Afin de lutter contre la fraude, le gouvernement souhaite que l’inspection du travail puisse se faire communiquer de nombreuses données informatiques lors de ses contrôles. Ses agents devraient également être en mesure d’obtenir des informations auprès des FAI et opérateurs téléphoniques.

« Si d’autres services de contrôle, des organismes sociaux (...) ou des services fiscaux ont bénéficié [ces dernières années] d’une modernisation et d’un renforcement conséquent de leurs pouvoirs d’enquête, il n’en pas été de même de l’inspection du travail », déplore l’exécutif au travers de son projet de loi « pour la liberté de choisir son avenir professionnel » – présenté vendredi 27 avril en Conseil des ministres.

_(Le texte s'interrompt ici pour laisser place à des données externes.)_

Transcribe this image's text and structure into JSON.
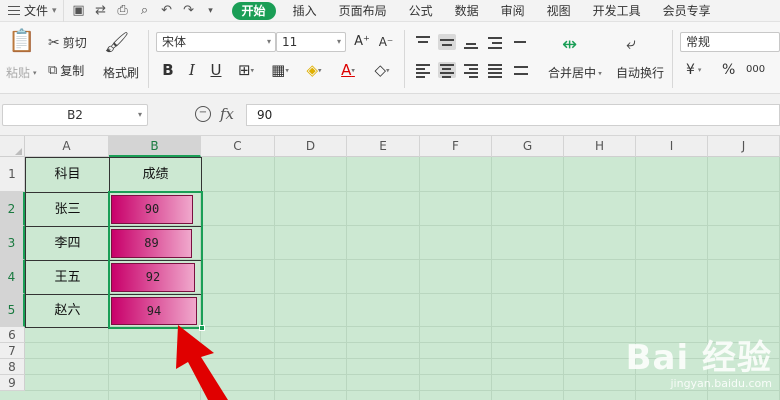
{
  "menu": {
    "file_label": "文件",
    "tabs": [
      "开始",
      "插入",
      "页面布局",
      "公式",
      "数据",
      "审阅",
      "视图",
      "开发工具",
      "会员专享"
    ],
    "active_tab": "开始"
  },
  "ribbon": {
    "paste_label": "粘贴",
    "cut_label": "剪切",
    "copy_label": "复制",
    "format_painter_label": "格式刷",
    "font_name": "宋体",
    "font_size": "11",
    "merge_center_label": "合并居中",
    "wrap_text_label": "自动换行",
    "number_format": "常规",
    "currency_symbol": "¥",
    "percent_symbol": "%",
    "comma_symbol": "000"
  },
  "formula_bar": {
    "name_box": "B2",
    "fx_label": "fx",
    "formula_value": "90"
  },
  "sheet": {
    "columns": [
      "A",
      "B",
      "C",
      "D",
      "E",
      "F",
      "G",
      "H",
      "I",
      "J"
    ],
    "rows": [
      "1",
      "2",
      "3",
      "4",
      "5",
      "6",
      "7",
      "8",
      "9"
    ],
    "header_subject": "科目",
    "header_score": "成绩",
    "records": [
      {
        "subject": "张三",
        "score": 90
      },
      {
        "subject": "李四",
        "score": 89
      },
      {
        "subject": "王五",
        "score": 92
      },
      {
        "subject": "赵六",
        "score": 94
      }
    ],
    "databar_max": 94
  },
  "colors": {
    "accent_green": "#1a9e56",
    "sheet_background": "#cce8d2",
    "databar_start": "#c8006a",
    "databar_end": "#f0a8cc"
  },
  "watermark": {
    "main": "Bai 经验",
    "sub": "jingyan.baidu.com"
  }
}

Le ministère du Travail fait ainsi valoir que l’institution serait « pourtant le deuxième service verbalisateur en matière de travail illégal, juste après la gendarmerie, avec 25 % des procédures relevées ».

Présentées comme « obsolète[s] » et « pratiquement inopérante[s] », les dispositions qui permettent à ce jour aux inspecteurs du travail de procéder à différentes saisies de données s’apprêtent ainsi à être profondément aiguisées, sur le modèle des prérogatives octroyées notamment à certains agents de Bercy.

Des outils aiguisés contre le « travail au noir »

Le projet de loi déposé la semaine dernière devant l’Assemblée nationale introduit plus exactement deux réformes complémentaires :

  • Renforcer le pouvoir d’enquête de l’inspection du travail dans le cadre de ses contrôles sur place
  • Doter l’inspection du travail d’un « droit de communication », qui sera notamment opposable auprès des opérateurs téléphoniques et fournisseurs d’accès à Internet

Ces nouvelles prérogatives prévaudront uniquement dans le cadre de « la recherche et la constatation des infractions constitutives de travail illégal » (ce qui inclut notamment le prêt illicite de main-d’œuvre, le travail dissimulé, l’emploi d’étrangers sans titre de travail, le cumul irrégulier d’emplois, etc.).

« Au cours de leurs visites », les contrôleurs de l’inspection du travail pourront tout d’abord réclamer tout « élément d’information » propre à « faciliter l’accomplissement de leur mission ». Cela inclura les documents comptables et professionnels, mais aussi l’ensemble des « données informatisées » dont ils auraient besoin.

Ces agents seront libres de « prendre copie immédiate » de ces documents et données, « par tout moyen et sur tout support ».

Toujours dans le cadre des contrôles sur place, l’exécutif souhaite que les inspecteurs du travail aient « accès aux logiciels et aux données stockées ». Une « restitution en clair » de ces informations pourra au passage être exigée, de même qu’une « transcription par tout traitement approprié en des documents directement utilisables pour les besoins du contrôle ».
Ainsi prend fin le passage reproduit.